Sure. But if you are Seattle or San Francisco or any other number of examples, the actual city boundaries are quite small. So while you pay for city services that the larger region might get to enjoy (transit, housing authority, etc), your funding pool to draw from might still be shrinking.
The suburban reaction to the pandemic is a real shame. For a while there, it had looked like we might finally reverse the awful tide of sprawl.
How cyclical is this? Say there is a middle-class-flight for the next few decades to the Peninsula or Marin, SF deflates for many years, then eventually artists start moving in for the cheap rent and abundant space, and the cycle starts all over again, the $10 cold brews return. I think this was somewhat the case with Downtown Los Angeles.
I've heard similar things about New York as well.

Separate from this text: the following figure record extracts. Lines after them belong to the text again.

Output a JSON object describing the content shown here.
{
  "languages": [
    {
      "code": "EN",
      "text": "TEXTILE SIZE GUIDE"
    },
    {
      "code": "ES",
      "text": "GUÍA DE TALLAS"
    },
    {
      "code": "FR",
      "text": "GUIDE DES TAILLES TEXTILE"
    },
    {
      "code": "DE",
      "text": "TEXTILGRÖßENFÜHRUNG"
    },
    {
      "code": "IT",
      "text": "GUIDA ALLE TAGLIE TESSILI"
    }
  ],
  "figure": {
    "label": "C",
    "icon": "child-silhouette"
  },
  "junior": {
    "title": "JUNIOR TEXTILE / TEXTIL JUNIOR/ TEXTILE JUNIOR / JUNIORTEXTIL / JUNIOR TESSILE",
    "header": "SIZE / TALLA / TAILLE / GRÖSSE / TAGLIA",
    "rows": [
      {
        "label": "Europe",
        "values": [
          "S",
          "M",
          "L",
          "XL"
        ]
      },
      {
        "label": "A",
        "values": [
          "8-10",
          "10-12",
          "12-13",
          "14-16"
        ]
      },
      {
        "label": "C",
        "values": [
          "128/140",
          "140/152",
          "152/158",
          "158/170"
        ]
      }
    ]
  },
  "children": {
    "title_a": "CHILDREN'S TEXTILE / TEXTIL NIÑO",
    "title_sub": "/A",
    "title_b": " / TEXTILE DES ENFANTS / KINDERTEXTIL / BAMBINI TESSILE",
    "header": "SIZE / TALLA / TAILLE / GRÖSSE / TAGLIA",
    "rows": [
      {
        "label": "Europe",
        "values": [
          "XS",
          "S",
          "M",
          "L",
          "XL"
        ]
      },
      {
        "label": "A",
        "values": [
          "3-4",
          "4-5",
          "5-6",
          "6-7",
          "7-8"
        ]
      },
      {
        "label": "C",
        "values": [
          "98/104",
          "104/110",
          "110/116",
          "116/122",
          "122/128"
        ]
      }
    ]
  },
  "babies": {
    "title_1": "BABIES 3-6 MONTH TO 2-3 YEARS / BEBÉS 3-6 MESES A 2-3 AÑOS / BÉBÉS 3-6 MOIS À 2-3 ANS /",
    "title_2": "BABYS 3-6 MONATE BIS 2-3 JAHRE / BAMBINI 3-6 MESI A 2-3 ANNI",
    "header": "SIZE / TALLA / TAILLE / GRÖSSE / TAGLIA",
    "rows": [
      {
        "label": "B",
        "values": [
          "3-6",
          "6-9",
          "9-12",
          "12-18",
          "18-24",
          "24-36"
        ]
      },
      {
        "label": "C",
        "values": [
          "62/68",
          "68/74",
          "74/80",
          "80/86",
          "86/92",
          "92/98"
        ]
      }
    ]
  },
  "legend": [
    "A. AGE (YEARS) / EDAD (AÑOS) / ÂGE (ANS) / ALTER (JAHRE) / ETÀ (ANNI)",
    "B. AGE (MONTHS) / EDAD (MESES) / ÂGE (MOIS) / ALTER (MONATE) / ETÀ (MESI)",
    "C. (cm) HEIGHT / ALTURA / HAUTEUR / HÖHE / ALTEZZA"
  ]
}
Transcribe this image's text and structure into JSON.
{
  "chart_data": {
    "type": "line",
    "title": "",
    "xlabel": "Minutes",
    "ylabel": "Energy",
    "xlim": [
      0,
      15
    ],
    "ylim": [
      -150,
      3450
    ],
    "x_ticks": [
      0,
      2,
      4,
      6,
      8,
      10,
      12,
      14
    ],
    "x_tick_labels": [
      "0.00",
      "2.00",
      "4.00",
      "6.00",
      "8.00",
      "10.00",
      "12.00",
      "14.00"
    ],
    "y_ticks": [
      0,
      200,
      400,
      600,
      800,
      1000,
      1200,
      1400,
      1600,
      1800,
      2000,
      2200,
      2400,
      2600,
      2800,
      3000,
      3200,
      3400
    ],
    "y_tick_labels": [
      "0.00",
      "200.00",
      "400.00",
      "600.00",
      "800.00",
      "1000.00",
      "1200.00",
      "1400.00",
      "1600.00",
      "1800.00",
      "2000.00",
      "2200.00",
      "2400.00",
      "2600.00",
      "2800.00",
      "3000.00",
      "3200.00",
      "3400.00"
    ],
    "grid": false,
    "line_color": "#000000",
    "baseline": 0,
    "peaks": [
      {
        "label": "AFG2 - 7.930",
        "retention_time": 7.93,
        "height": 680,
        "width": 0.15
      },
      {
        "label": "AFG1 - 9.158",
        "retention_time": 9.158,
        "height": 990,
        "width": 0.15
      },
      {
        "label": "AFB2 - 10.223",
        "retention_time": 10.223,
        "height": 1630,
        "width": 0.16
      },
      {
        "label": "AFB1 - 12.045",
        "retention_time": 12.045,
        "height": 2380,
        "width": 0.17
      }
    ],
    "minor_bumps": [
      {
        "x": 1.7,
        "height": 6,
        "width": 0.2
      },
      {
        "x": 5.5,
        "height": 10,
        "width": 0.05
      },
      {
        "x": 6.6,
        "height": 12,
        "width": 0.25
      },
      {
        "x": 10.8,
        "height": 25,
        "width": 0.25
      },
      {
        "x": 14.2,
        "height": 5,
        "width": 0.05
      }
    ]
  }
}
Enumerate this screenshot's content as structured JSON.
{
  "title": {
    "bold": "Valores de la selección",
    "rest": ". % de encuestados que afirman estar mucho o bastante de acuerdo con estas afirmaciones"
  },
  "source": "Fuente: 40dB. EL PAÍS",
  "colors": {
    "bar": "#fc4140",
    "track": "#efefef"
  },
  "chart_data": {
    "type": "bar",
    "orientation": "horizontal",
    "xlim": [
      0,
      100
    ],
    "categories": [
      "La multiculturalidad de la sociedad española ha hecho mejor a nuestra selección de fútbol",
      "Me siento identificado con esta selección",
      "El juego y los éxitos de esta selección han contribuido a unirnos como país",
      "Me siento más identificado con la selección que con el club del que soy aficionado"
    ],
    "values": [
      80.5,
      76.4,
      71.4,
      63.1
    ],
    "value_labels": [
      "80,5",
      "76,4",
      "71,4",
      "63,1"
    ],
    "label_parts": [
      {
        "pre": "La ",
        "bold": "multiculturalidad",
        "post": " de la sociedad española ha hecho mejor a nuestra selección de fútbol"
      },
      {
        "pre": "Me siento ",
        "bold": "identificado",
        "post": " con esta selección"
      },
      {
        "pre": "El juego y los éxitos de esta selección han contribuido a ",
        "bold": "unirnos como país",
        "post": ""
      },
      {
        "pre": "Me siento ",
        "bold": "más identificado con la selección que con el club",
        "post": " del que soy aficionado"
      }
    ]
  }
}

In the 70s, NYC was a crime filled mess. But it was cheaaaaap. And the cheapness brought in young cool bohemians and now it has the opposite problem.
"Cities exist as job markets."

That's changing. Cities are beginning to exist as playgrounds for the privileged.

Maybe NYC or a few other coastal "cool" cities, but for the vast majority of urban areas I am familiar with this doesn't seem to be the case.
So, the ~9 Million people who live in New York don't have jobs other than catering to the privileged?
Americans have a strange idea of what cities are because the vast majority of Americans live in suburbs, or cities that are basically suburbs, or cities that have been modified to cater to suburbs.
I learned yesterday that the term of art for what you're describing is "urban doom loop".
American cities are huge money laundering fronts using real estate.

https://www.fincen.gov/resources/advisories/fincen-advisory-...

  Criminals can use all-cash purchases to make payments in full for properties and evade scrutiny—on themselves and the origin of their wealth—that is regularly performed by financial institutions in transactions involving mortgages.9 All-cash transactions account for nearly one in four residential real estate purchases, totaling hundreds of billions of dollars nationwide, and are particularly exposed to abuse.10 All-cash transactions account for an even larger stake in some U.S. markets.    For instance, nearly 50 percent of residential real estate sales in Miami-Dade County were all-cash transactions in 2015 and 2016.11 Many all-cash transactions are routine and legitimate, however, they also present significant opportunities for exploitation by illicit actors.
Shades of Tommy Wiseau.
Such great and thoughtful prose. Thank you for writing it. (Genuinely!)